1. A energy-storage pen implement sharpener, comprising:

a base, comprising a first groove and a second groove, the first groove being provided for inserting a pen implement;

a spiral knife assembly, disposed at the first groove;

a rotating plate, disposed at the first groove and connected to the spiral knife assembly;

an elastic device, disposed at the second groove; and

a pressing block, one end thereof connecting to the rotating plate, another end thereof connecting to the elastic device, when the pressing block compresses the elastic device, the pressing block drives the rotating plate and the spiral knife assembly to rotate along a first rotating direction, when the elastic device extend to push the pressing block back, the pressing block drives the rotating plate and the spiral knife assembly to rotate along a second rotating direction, the spiral knife assembly is provided to sharpen the tip of the pen implement.

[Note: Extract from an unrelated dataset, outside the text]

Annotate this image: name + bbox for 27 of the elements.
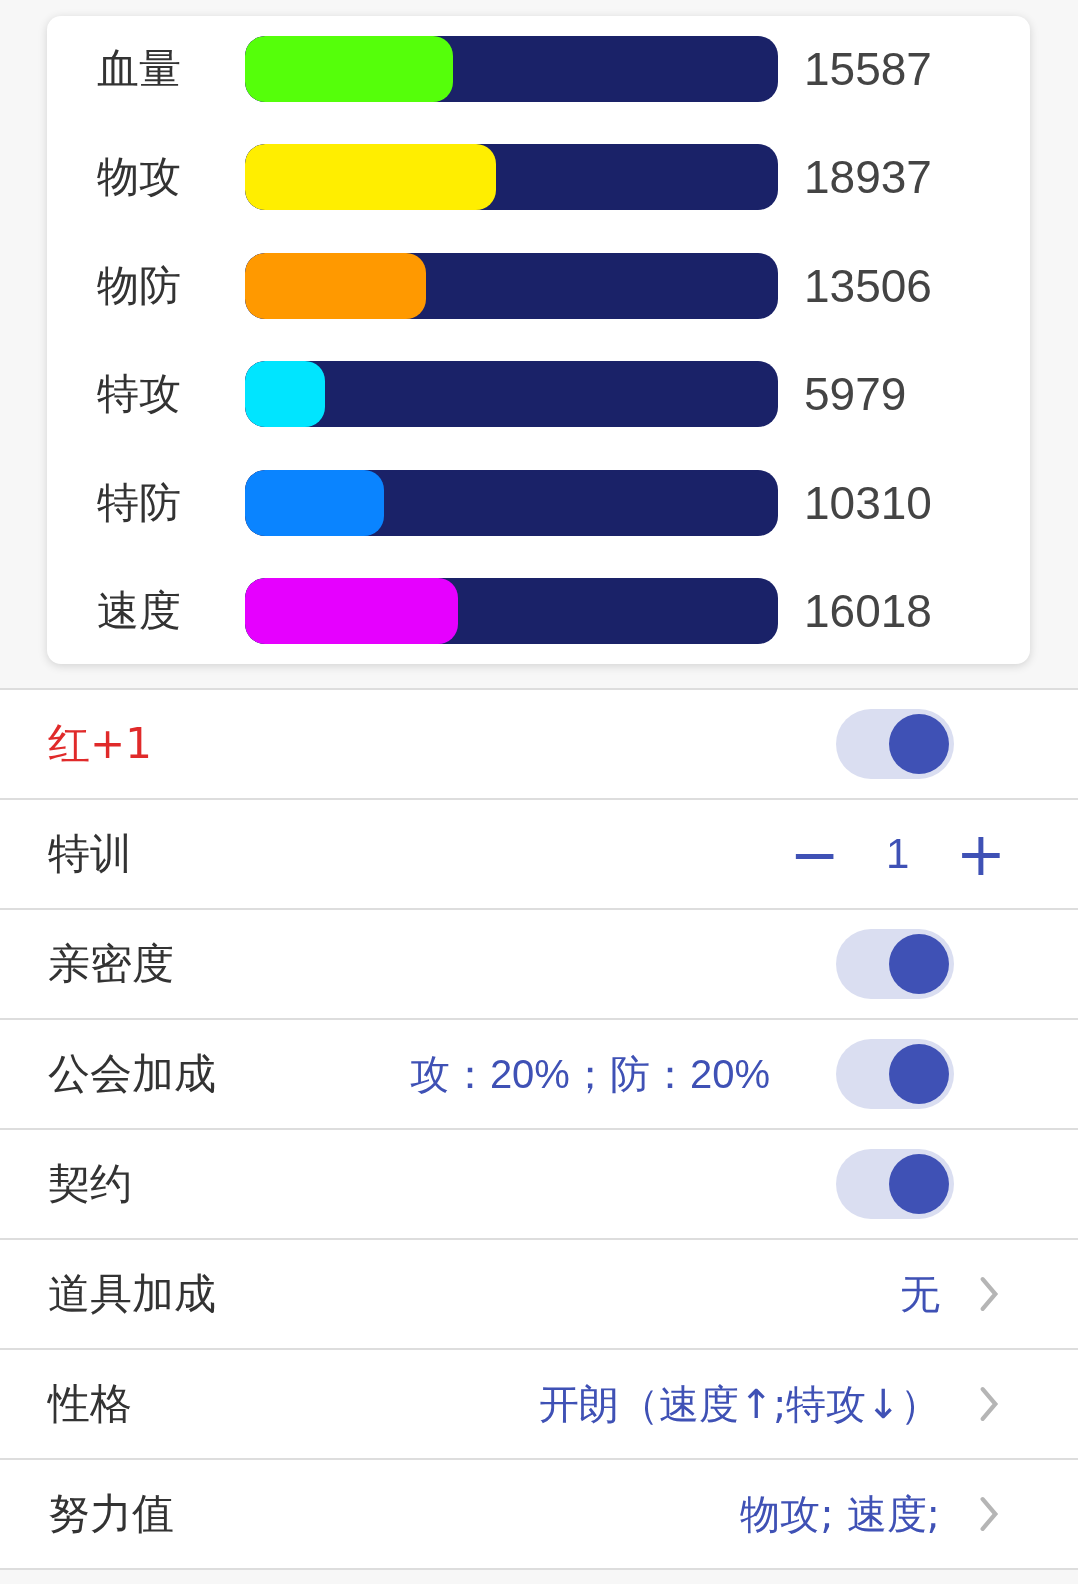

2. The energy-storage pen implement sharpener according to claim 1, further comprising:

a protecting cover, disposed at the first groove, comprising an inserting hole;

an inclined abutting member, disposed at the first groove and connected to the protecting cover; and

a latch, disposed at the first groove and connected to the inclined abutting member, when the pen implement pushes the inclined abutting member, the latch is detached from the pressing block, when the pen implement is detached from the inclined abutting member, the latch is fastened with the pressing block.

3. The energy-storage pen implement sharpener according to claim 2, further comprising a separating plate disposed at the first groove, the separating plate is disposed at a lower position opposite to the protecting cover, and the inclined abutting member is disposed between the separating plate and the protecting cover.

4. The energy-storage pen implement sharpener according to claim 2, further comprising a spring connected to the inclined abutting member,

5. The energy-storage pen implement sharpener according to claim 2, wherein the pressing block comprises an inclined-opening groove connected to the latch.

6. The energy-storage pen implement sharpener according to claim 1, wherein the pressing block comprises a first tilted gear disposed at one face of the pressing block, the rotating plate comprises a second tilted gear connected to the first tilted gear.

7. The energy-storage pen implement sharpener according to claim 1, further comprising:

a plurality of torsion springs, disposed at the first groove, one ends of the torsion springs connecting to the inner wall of the first groove; and

a plurality of pulleys, disposed at the first groove and connecting to another ends of the torsion springs, a clamping opening is formed between the pulleys provided for securing the pen implement.

8. The energy-storage pen implement sharpener according to claim 1, further comprising a gear set, the gear set comprises:

a first conical gear, comprising an engaging portion connecting to the pressing block; and

a second conical gear, one end thereof is connected to the first conical gear, another end thereof is connected to the spiral knife assembly.

9. The energy-storage pen implement sharpener according to claim 1, wherein the spiral knife assembly comprises:

a guiding tube, connecting to the rotating plate and comprising a shaft portion disposed in the first groove; and

a sharpening knife, one end thereof is connected to the shaft portion, another thereof has a small gear, the base comprises an inner gear engaged with the small gear, an inclined angle is formed between the central axial line of the sharpening knife and the central axial line of the pen implement, when the sharpening knife rotates by taking the shaft portion as the center, the crumbs of the tip of the pen implement are detached from the sharpening knife through centrifugal force.

10. The energy-storage pen implement sharpener according to claim 1, wherein the elastic device comprises:

a sealed groove; and

a sealed block, one end thereof is connected to the sealed groove, another end thereof is connected to the pressing block, when the pressing block compresses the elastic device, the pressing block compresses the air inside the sealed groove, when the elastic device extends to push the pressing block back, the sealed block does not compress the air inside the sealed groove.